11
Alan
“Do not touch her!” I roared, pointing up and down both sides of the table. “She is mine!”
“What? I have to catch her!” Keira cried out as she stood up and attempted to push her way past me.
“No,” I growled, standing my ground.
Tamhas threw an arm in front of her to halt her progress, while both she and the other witches gaped at me.
“Do not deign to give us orders,” Selene warned.
“She is mine.” I could offer no further explanation and had no time in which to do so before I ran down the tunnel after her. She would come to no good end, wandering in the woods on her own. If she even made it there, fleeing in desperation as she had been.
It was possibly the least intelligent thing I’d ever done, declaring her as mine before the entire clan and a coven of witches, but there had been no stopping it. My dragon had spoken for me, and there was no denying such deep, fundamental truth when the time came.
I finally understood what it meant to find my mate. I understood the determination with which Tamhas had insisted he protect Keira when she first found us. I understood what it meant to care more for another than I did for my clan.
The difference, I was the clan leader. It was my entire purpose. How could I hope to make her mine when the clan needed me as much as she did?
“Emelie!” I called out, my voice bouncing back to me off the cave walls. “Emelie, stop! You’ll harm yourself!”
Her footfalls grew quieter as she put more distance between us. She was extremely quick. I was uncertain as to how I would find her in the woods—the dragon could, but that would mean revealing my dragon before she was prepared.
I would not do that to the lass. It would only upset her more.
“Emelie, please! Let us explain! None of us wish to hurt you!”
“Leave me alone!” she cried out, and in the growing light as I approached the mouth of the cave I made out her petite form as she continued to flee from me.
“You’ll only become lost out there!

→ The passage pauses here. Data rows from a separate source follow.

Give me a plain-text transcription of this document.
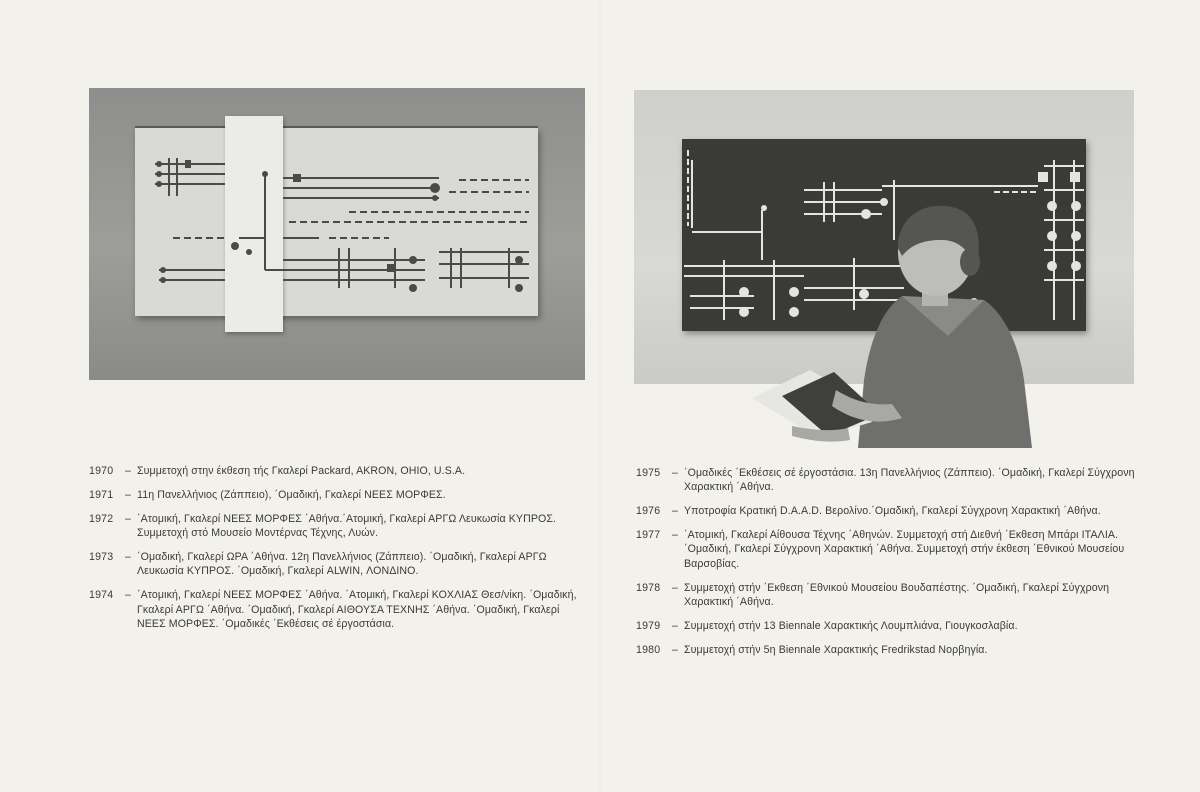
1970	– Συμμετοχή στην έκθεση τής Γκαλερί Packard, AKRON, OHIO, U.S.A.
1971	– 11η Πανελλήνιος (Ζάππειο), ΄Ομαδική, Γκαλερί ΝΕΕΣ ΜΟΡΦΕΣ.
1972	– ΄Ατομική, Γκαλερί ΝΕΕΣ ΜΟΡΦΕΣ ΄Αθήνα.΄Ατομική, Γκαλερί ΑΡΓΩ Λευκωσία ΚΥΠΡΟΣ. Συμμετοχή στό Μουσείο Μοντέρνας Τέχνης, Λυών.
1973	– ΄Ομαδική, Γκαλερί ΩΡΑ ΄Αθήνα. 12η Πανελλήνιος (Ζάππειο). ΄Ομαδική, Γκαλερί ΑΡΓΩ Λευκωσία ΚΥΠΡΟΣ. ΄Ομαδική, Γκαλερί ALWIN, ΛΟΝΔΙΝΟ.
1974	– ΄Ατομική, Γκαλερί ΝΕΕΣ ΜΟΡΦΕΣ ΄Αθήνα. ΄Ατομική, Γκαλερί ΚΟΧΛΙΑΣ Θεσ/νίκη. ΄Ομαδική, Γκαλερί ΑΡΓΩ ΄Αθήνα. ΄Ομαδική, Γκαλερί ΑΙΘΟΥΣΑ ΤΕΧΝΗΣ ΄Αθήνα. ΄Ομαδική, Γκαλερί ΝΕΕΣ ΜΟΡΦΕΣ. ΄Ομαδικές ΄Εκθέσεις σέ έργοστάσια.
1975	– ΄Ομαδικές ΄Εκθέσεις σέ έργοστάσια. 13η Πανελλήνιος (Ζάππειο). ΄Ομαδική, Γκαλερί Σύγχρονη Χαρακτική ΄Αθήνα.
1976	– Υποτροφία Κρατική D.A.A.D. Βερολίνο.΄Ομαδική, Γκαλερί Σύγχρονη Χαρακτική ΄Αθήνα.
1977	– ΄Ατομική, Γκαλερί Αίθουσα Τέχνης ΄Αθηνών. Συμμετοχή στή Διεθνή ΄Εκθεση Μπάρι ΙΤΑΛΙΑ. ΄Ομαδική, Γκαλερί Σύγχρονη Χαρακτική ΄Αθήνα. Συμμετοχή στήν έκθεση ΄Εθνικού Μουσείου Βαρσοβίας.
1978	– Συμμετοχή στήν ΄Εκθεση ΄Εθνικού Μουσείου Βουδαπέστης. ΄Ομαδική, Γκαλερί Σύγχρονη Χαρακτική ΄Αθήνα.
1979	– Συμμετοχή στήν 13 Biennale Χαρακτικής Λουμπλιάνα, Γιουγκοσλαβία.
1980	– Συμμετοχή στήν 5η Biennale Χαρακτικής Fredrikstad Νορβηγία.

Please, wait for me. I won’t hurt you.”
She was beginning to slow down; while she possessed speed, she did not have my endurance. I took advantage of this and put on extra speed, catching her before she disappeared into the dense woods just beyond the cave mouth.
“Don’t touch me!” she shrieked when my hand closed around her arm, recoiling as though my touch burned through the coarse sweater.
“I merely wished to stop you before you became lost,” I explained, though my dragon loathed the sound of an apology. I’m merely explaining, not apologizing. It seemed to matter little to him, as he would generally rather thrash his way about and wreak havoc, as he’d been about to do back in the cave.
If anything, Emelie’s run for freedom could not have come at a better time. It gave me an excuse to get out of there without starting a war.
It might also have provided the excuse I needed to put space between myself and my clan, as they were likely furious with me for holding back such sensitive information.
Now, standing in front of a gasping, sobbing, sweating wreck of a girl I wanted nothing more than to enfold in my arms and comfort, there were more important matters to attend to.
“I know this seems beyond understanding,” I said, hands raised palm-out to signal that I meant her no harm.
She was a cornered animal, wounded and terrified, gray eyes wide enough that they seemed to take up half her face.
“You think?” she gasped, nearly laughing in a high-strung, humorless way. “Gee, yeah, I guess it is.”
“I only want you to understand that Keira is still the Keira you knew.” Somehow, instinctively, I sensed this was what wounded her most deeply. The idea that her best friend was someone completely foreign, some “other” unlike herself.
“You don’t know anything about this.” Her eyes swept the ground around us as she took one after another unsteady backward step, her hands moving about behind her to catch obstructions before she backed into them.
She was looking for a weapon.
I forced myself to exhibit greater calm than I possessed. “I know she took a great chance in slipping away from us to look for you. I must admit, I did not wish for her or any of us to go. It meant exposing ourselves to danger—and we have,” I added, “though I do not blame you for it.”